4. In READ_STATE, we check paddr to see which CSR register is being accessed. Based on this, the data read is copied to prdata and ready signal pready is asserted.
5. In WRITE_STATE, we check paddr to see which register is being written to. Based on this, pwdata is copied to the appropriate fields of the accessed register.
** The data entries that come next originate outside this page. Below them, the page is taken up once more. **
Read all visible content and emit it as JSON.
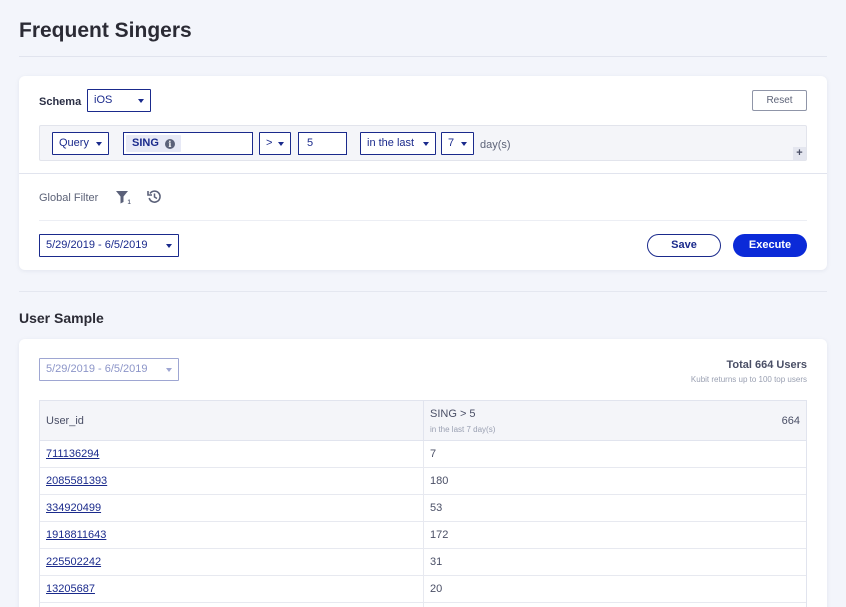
{
  "page": {
    "title": "Frequent Singers"
  },
  "query": {
    "schema_label": "Schema",
    "schema_value": "iOS",
    "reset_label": "Reset",
    "metric_type": "Query",
    "event": "SING",
    "operator": ">",
    "value": "5",
    "time_mode": "in the last",
    "period": "7",
    "period_unit": "day(s)",
    "add_symbol": "+",
    "global_filter_label": "Global Filter",
    "filter_count": "1",
    "date_range": "5/29/2019 - 6/5/2019",
    "save_label": "Save",
    "execute_label": "Execute"
  },
  "sample": {
    "title": "User Sample",
    "date_range": "5/29/2019 - 6/5/2019",
    "total": "Total 664 Users",
    "note": "Kubit returns up to 100 top users",
    "columns": {
      "user_id": "User_id",
      "metric": "SING > 5",
      "metric_sub": "in the last 7 day(s)",
      "metric_total": "664"
    },
    "rows": [
      {
        "id": "711136294",
        "value": "7"
      },
      {
        "id": "2085581393",
        "value": "180"
      },
      {
        "id": "334920499",
        "value": "53"
      },
      {
        "id": "1918811643",
        "value": "172"
      },
      {
        "id": "225502242",
        "value": "31"
      },
      {
        "id": "13205687",
        "value": "20"
      },
      {
        "id": "",
        "value": ""
      }
    ]
  },
  "colors": {
    "accent": "#0b2ad8",
    "navy": "#1a2a8c",
    "background": "#f3f5fb"
  }
}
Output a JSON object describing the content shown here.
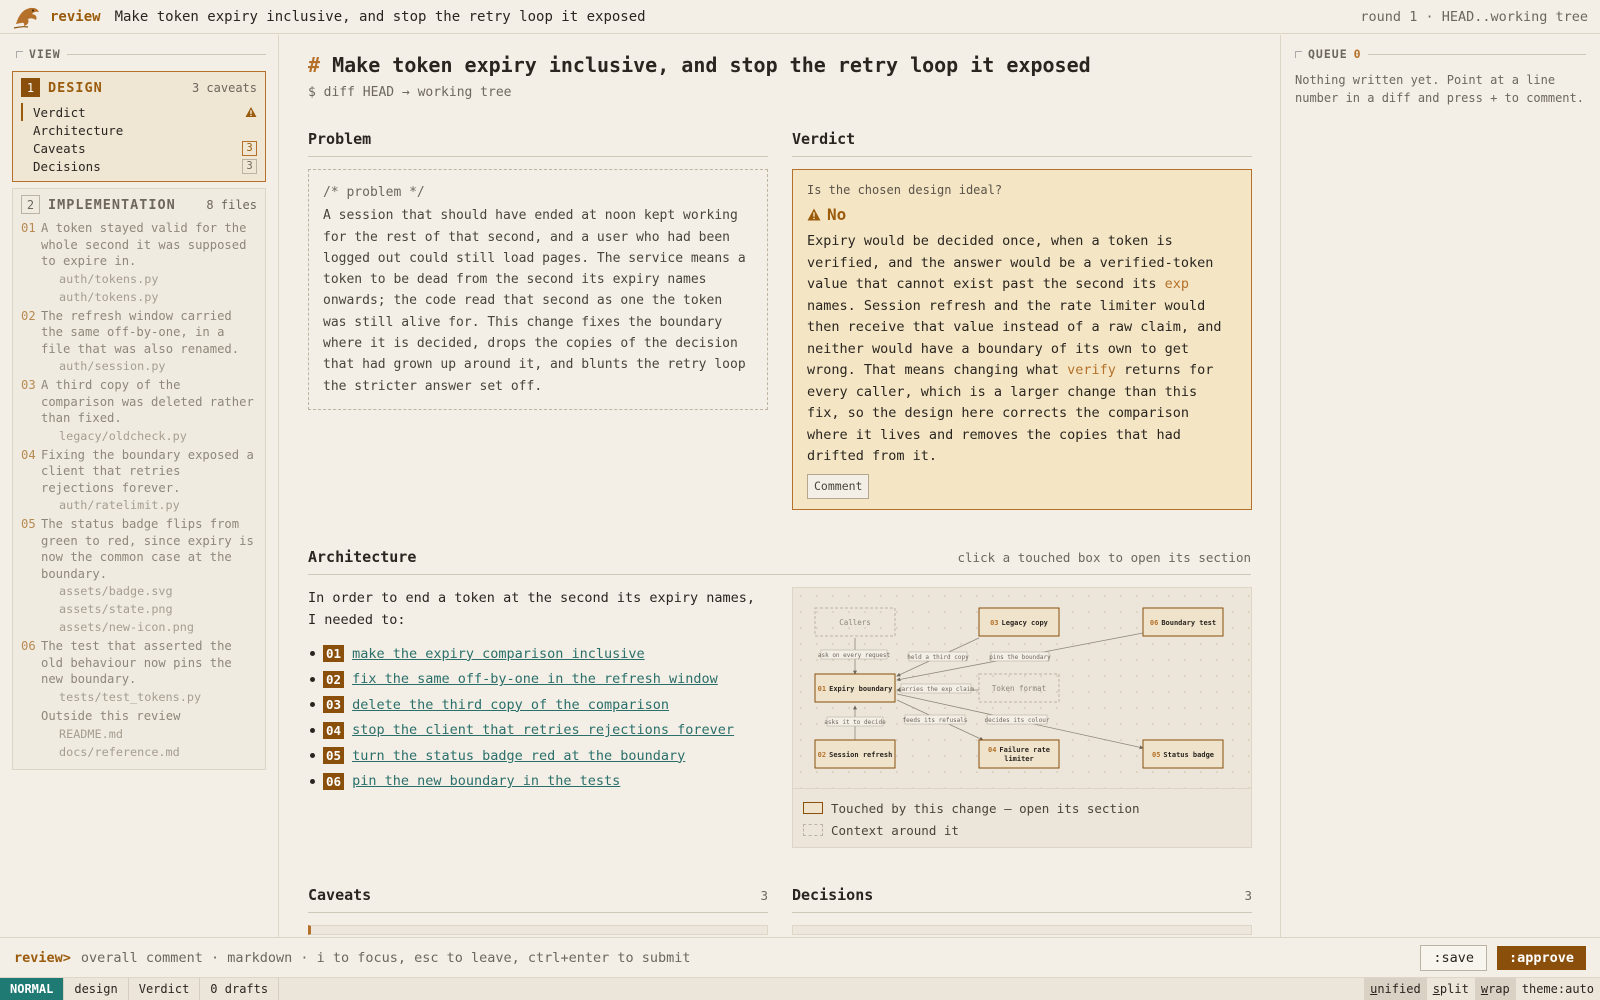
{
  "header": {
    "app_name": "review",
    "title": "Make token expiry inclusive, and stop the retry loop it exposed",
    "round": "round 1 · HEAD..working tree"
  },
  "sidebar": {
    "view_label": "VIEW",
    "design": {
      "num": "1",
      "label": "DESIGN",
      "meta": "3 caveats",
      "items": [
        {
          "label": "Verdict"
        },
        {
          "label": "Architecture"
        },
        {
          "label": "Caveats",
          "count": "3"
        },
        {
          "label": "Decisions",
          "count": "3"
        }
      ]
    },
    "implementation": {
      "num": "2",
      "label": "IMPLEMENTATION",
      "meta": "8 files",
      "items": [
        {
          "n": "01",
          "text": "A token stayed valid for the whole second it was supposed to expire in.",
          "files": [
            "auth/tokens.py",
            "auth/tokens.py"
          ]
        },
        {
          "n": "02",
          "text": "The refresh window carried the same off-by-one, in a file that was also renamed.",
          "files": [
            "auth/session.py"
          ]
        },
        {
          "n": "03",
          "text": "A third copy of the comparison was deleted rather than fixed.",
          "files": [
            "legacy/oldcheck.py"
          ]
        },
        {
          "n": "04",
          "text": "Fixing the boundary exposed a client that retries rejections forever.",
          "files": [
            "auth/ratelimit.py"
          ]
        },
        {
          "n": "05",
          "text": "The status badge flips from green to red, since expiry is now the common case at the boundary.",
          "files": [
            "assets/badge.svg",
            "assets/state.png",
            "assets/new-icon.png"
          ]
        },
        {
          "n": "06",
          "text": "The test that asserted the old behaviour now pins the new boundary.",
          "files": [
            "tests/test_tokens.py"
          ]
        }
      ],
      "outside_label": "Outside this review",
      "outside_files": [
        "README.md",
        "docs/reference.md"
      ]
    }
  },
  "main": {
    "title_hash": "#",
    "title": "Make token expiry inclusive, and stop the retry loop it exposed",
    "subtitle": "$ diff HEAD → working tree",
    "problem": {
      "heading": "Problem",
      "comment": "/* problem */",
      "text": "A session that should have ended at noon kept working for the rest of that second, and a user who had been logged out could still load pages. The service means a token to be dead from the second its expiry names onwards; the code read that second as one the token was still alive for. This change fixes the boundary where it is decided, drops the copies of the decision that had grown up around it, and blunts the retry loop the stricter answer set off."
    },
    "verdict": {
      "heading": "Verdict",
      "question": "Is the chosen design ideal?",
      "answer": "No",
      "body_1": "Expiry would be decided once, when a token is verified, and the answer would be a verified-token value that cannot exist past the second its ",
      "hl_1": "exp",
      "body_2": " names. Session refresh and the rate limiter would then receive that value instead of a raw claim, and neither would have a boundary of its own to get wrong. That means changing what ",
      "hl_2": "verify",
      "body_3": " returns for every caller, which is a larger change than this fix, so the design here corrects the comparison where it lives and removes the copies that had drifted from it.",
      "comment_button": "Comment"
    },
    "architecture": {
      "heading": "Architecture",
      "aside": "click a touched box to open its section",
      "intro": "In order to end a token at the second its expiry names, I needed to:",
      "steps": [
        {
          "n": "01",
          "text": "make the expiry comparison inclusive"
        },
        {
          "n": "02",
          "text": "fix the same off-by-one in the refresh window"
        },
        {
          "n": "03",
          "text": "delete the third copy of the comparison"
        },
        {
          "n": "04",
          "text": "stop the client that retries rejections forever"
        },
        {
          "n": "05",
          "text": "turn the status badge red at the boundary"
        },
        {
          "n": "06",
          "text": "pin the new boundary in the tests"
        }
      ],
      "diagram": {
        "nodes": {
          "callers": "Callers",
          "legacy": {
            "n": "03",
            "label": "Legacy copy"
          },
          "btest": {
            "n": "06",
            "label": "Boundary test"
          },
          "expiry": {
            "n": "01",
            "label": "Expiry boundary"
          },
          "token": "Token format",
          "session": {
            "n": "02",
            "label": "Session refresh"
          },
          "frl": {
            "n": "04",
            "label": "Failure rate",
            "label2": "limiter"
          },
          "badge": {
            "n": "05",
            "label": "Status badge"
          }
        },
        "edges": {
          "ask": "ask on every request",
          "held": "held a third copy",
          "pins": "pins the boundary",
          "carries": "carries the exp claim",
          "asks": "asks it to decide",
          "feeds": "feeds its refusals",
          "decides": "decides its colour"
        }
      },
      "legend": {
        "touched": "Touched by this change — open its section",
        "context": "Context around it"
      }
    },
    "caveats": {
      "heading": "Caveats",
      "count": "3"
    },
    "decisions": {
      "heading": "Decisions",
      "count": "3"
    }
  },
  "queue": {
    "label": "QUEUE",
    "count": "0",
    "note": "Nothing written yet. Point at a line number in a diff and press + to comment."
  },
  "command": {
    "prompt": "review>",
    "hint": "overall comment · markdown · i to focus, esc to leave, ctrl+enter to submit",
    "save": ":save",
    "approve": ":approve"
  },
  "status": {
    "mode": "NORMAL",
    "view": "design",
    "section": "Verdict",
    "drafts": "0 drafts",
    "unified_u": "u",
    "unified_rest": "nified",
    "split_s": "s",
    "split_rest": "plit",
    "wrap_w": "w",
    "wrap_rest": "rap",
    "theme": "theme:auto"
  },
  "colors": {
    "accent": "#9a5b0c",
    "accent_fill": "#8a4f0a",
    "verdict_bg": "#f4e6c4",
    "link": "#2a6f6a",
    "mode_bg": "#1f7a73"
  }
}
Ready signal pready is asserted.
6. When paddr falls out of range of any CSR register, we provide pslverr in this case.

Verilog Code:

module apb_csr(
	pclk, 
	presetn,
	paddr,
	pselx,
	penable,
	pwrite,
	pwdata,
	pready,
	prdata,
	pslverr
    );

parameter ADDR_WIDTH = 12;
parameter DATA_WIDTH = 32;

//State machine states
parameter IDLE		= 2'b00;
parameter SETUP		= 2'b01;
parameter READ_STATE	= 2'b10;
parameter WRITE_STATE	= 2'b11;

//CSR Register addresses
parameter DATA_REG	= 12'h800;
parameter STATUS_REG	= 12'h804;
parameter INTERRUPT_REG	= 12'h808;
	
//APB Bus Signals
input pclk;
input presetn;
input [ADDR_WIDTH-1:0] paddr;
input pselx;
input penable;
input pwrite;
input [DATA_WIDTH-1:0] pwdata;

output reg pready;
output reg [DATA_WIDTH-1:0] prdata;
output reg pslverr;

reg [1:0] present_state, next_state;

reg next_pready;
reg [DATA_WIDTH-1:0] next_prdata;
reg next_pslverr;

//CSR Registers
reg [9:0] data1, next_data1;
reg [9:0] data2, next_data2;

reg overflow;
reg sign;
reg parity;
reg zero;

reg overflow_ie, next_overflow_ie;
reg sign_ie, next_sign_ie;
reg parity_ie, next_parity_ie;
reg zero_ie, next_zero_ie;


always @ (posedge pclk or negedge presetn) //Sequential Part
begin
  if (!presetn)
  begin
  pready	<= 1'b0;
  prdata	<= 32'h0;
  pslverr	<= 1'b0;

  data1		<= 10'd0;
  data2		<= 10'd0;
  overflow_ie	<= 1'b0;
  sign_ie	<= 1'b0;
  parity_ie	<= 1'b0;
  zero_ie	<= 1'b0;
  present_state <= IDLE;
  end  

  else
  begin
  pready	 <= next_pready;
  prdata	 <= next_prdata;
  pslverr	 <= next_pslverr;
  
  data1		 <= next_data1;
  data2		 <= next_data2;
  overflow_ie	 <= next_overflow_ie;
  sign_ie	 <= next_sign_ie;
  parity_ie	 <= next_parity_ie;
  zero_ie	 <= next_zero_ie;
  present_state  <= next_state;
  end
end

always @ (*)  //Combinational Part
begin
  next_pready	 = pready;
  next_prdata	 = prdata;
  next_pslverr	 = pslverr;

  next_data1	 = data1;
  next_data2	 = data2;
  next_overflow_ie = overflow_ie;
  next_sign_ie	 = sign_ie;
  next_parity_ie = parity_ie;
  next_zero_ie	 = zero_ie;
  next_state	 = present_state;
  
  case(present_state)
  IDLE:
  begin
	 if(pselx)
	 next_state = SETUP;
	 else
	 next_state = present_state;
  end
  
  SETUP:
  begin
    if(penable && pwrite)
	 next_state = WRITE_STATE;
	 else if(penable)
	 next_state = READ_STATE;
	 else
	 next_state = present_state;
  
  end

  READ_STATE:
  begin
  	if(pready)
	begin
	next_state = IDLE;
	next_pready = 1'b0;
	end
	else
	begin
	next_pready = 1'b1;
		case(paddr)
		DATA_REG:
		  next_prdata = {12'b0, data1, data2}; //Read in the same order of fields

		STATUS_REG:
		  next_prdata = {28'b0, overflow, sign, parity, zero};
	
		INTERRUPT_REG:
		  next_prdata = {28'b0, overflow_ie, sign_ie, parity_ie, zero_ie};		

		default:
		  next_pslverr = 1'b1;
		endcase 		
	end
	end

  WRITE_STATE:
  begin
  	if(pready)
	begin
	next_state = IDLE;
	next_pready = 1'b0;
	end
	else
	begin
	next_pready = 1'b1;
		case(paddr)
	
		DATA_REG:
		begin
		  next_data1 = pwdata[19:10]; //Write to appropriate bits
		  next_data2 = pwdata[9:0];
		end

		INTERRUPT_REG:
		begin
		  next_overflow_ie = pwdata[3];
		  next_sign_ie	   = pwdata[2];
		  next_parity_ie   = pwdata[1];
		  next_zero_ie	   = pwdata[0];
		end
		  
		default:
		  next_pslverr = 1'b1;
		endcase
	end
	end
	endcase
end
endmodule

I have just given an example code with 3 registers. Like this, any number of registers can be added, using which we can perform read and write operations.

Thus, we have learnt:

1. Use of APB protocol to interface with CSR registers.

2. How to access CSR registers and perform read and write operations.